Antony Walker, deputy CEO of British industry association techUK: "Disruption to international data flows could hurt the UK’s digital economy. The approach that Europe takes to how data flows in and out of the EU will impact the global ambitions of data-driven companies in the UK and right across Europe. Thousands of companies, employing tens of thousands of people in the UK alone, rely upon Safe Harbour every day, for example to move HR data between their European and US operations.”
Existing European rules on data protection were adopted in 1995, when the Internet was still in its infancy.
In January 2012, the European Commission published a vast legislative package aimed at replacing the existing rules and giving greater protection to personal data across the EU.

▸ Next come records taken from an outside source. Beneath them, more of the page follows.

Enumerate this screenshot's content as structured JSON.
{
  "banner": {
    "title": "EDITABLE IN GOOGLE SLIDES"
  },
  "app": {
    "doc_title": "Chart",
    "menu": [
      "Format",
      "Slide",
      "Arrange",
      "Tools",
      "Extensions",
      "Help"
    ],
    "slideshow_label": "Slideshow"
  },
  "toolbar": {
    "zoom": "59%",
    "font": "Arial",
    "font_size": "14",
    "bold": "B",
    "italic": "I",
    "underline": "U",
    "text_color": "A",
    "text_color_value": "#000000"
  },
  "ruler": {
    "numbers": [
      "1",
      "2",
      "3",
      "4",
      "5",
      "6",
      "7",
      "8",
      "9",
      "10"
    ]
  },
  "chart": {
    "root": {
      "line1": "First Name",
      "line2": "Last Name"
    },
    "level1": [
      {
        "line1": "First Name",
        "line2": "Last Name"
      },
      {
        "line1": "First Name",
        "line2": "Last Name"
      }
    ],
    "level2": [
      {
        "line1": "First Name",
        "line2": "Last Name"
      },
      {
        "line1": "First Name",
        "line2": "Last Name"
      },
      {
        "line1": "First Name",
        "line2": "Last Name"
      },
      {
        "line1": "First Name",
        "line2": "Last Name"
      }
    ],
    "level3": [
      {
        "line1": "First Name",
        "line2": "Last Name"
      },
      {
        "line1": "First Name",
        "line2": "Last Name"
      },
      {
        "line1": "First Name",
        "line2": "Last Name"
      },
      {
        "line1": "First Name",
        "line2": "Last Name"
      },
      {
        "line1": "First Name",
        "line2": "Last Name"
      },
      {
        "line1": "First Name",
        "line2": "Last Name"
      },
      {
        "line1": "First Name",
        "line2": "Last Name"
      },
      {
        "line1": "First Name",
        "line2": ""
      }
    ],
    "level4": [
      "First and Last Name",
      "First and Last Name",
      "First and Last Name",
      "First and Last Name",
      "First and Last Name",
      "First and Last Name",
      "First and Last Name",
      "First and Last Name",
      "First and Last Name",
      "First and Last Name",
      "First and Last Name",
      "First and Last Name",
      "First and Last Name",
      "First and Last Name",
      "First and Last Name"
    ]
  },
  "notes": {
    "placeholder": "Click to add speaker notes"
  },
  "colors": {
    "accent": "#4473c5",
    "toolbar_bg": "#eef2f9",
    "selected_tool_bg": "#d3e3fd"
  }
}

The package includes two legislative proposals: one general regulation on data protection (directly applicable in all the member states) and one directive specifically aimed at data protection in the police and the justice systems (to be transposed into national law).
Since then, the data protection debate took a new twist with revelations about US eavesdropping activities.
Whistleblower Edward Snowden revealed in 2013 that the NSA had secret wide-reaching authority to snoop on emails and internet communications using a data-mining programme called Prism.
European politicians reacted angrily to the news and called for stricter measures to ensure privacy.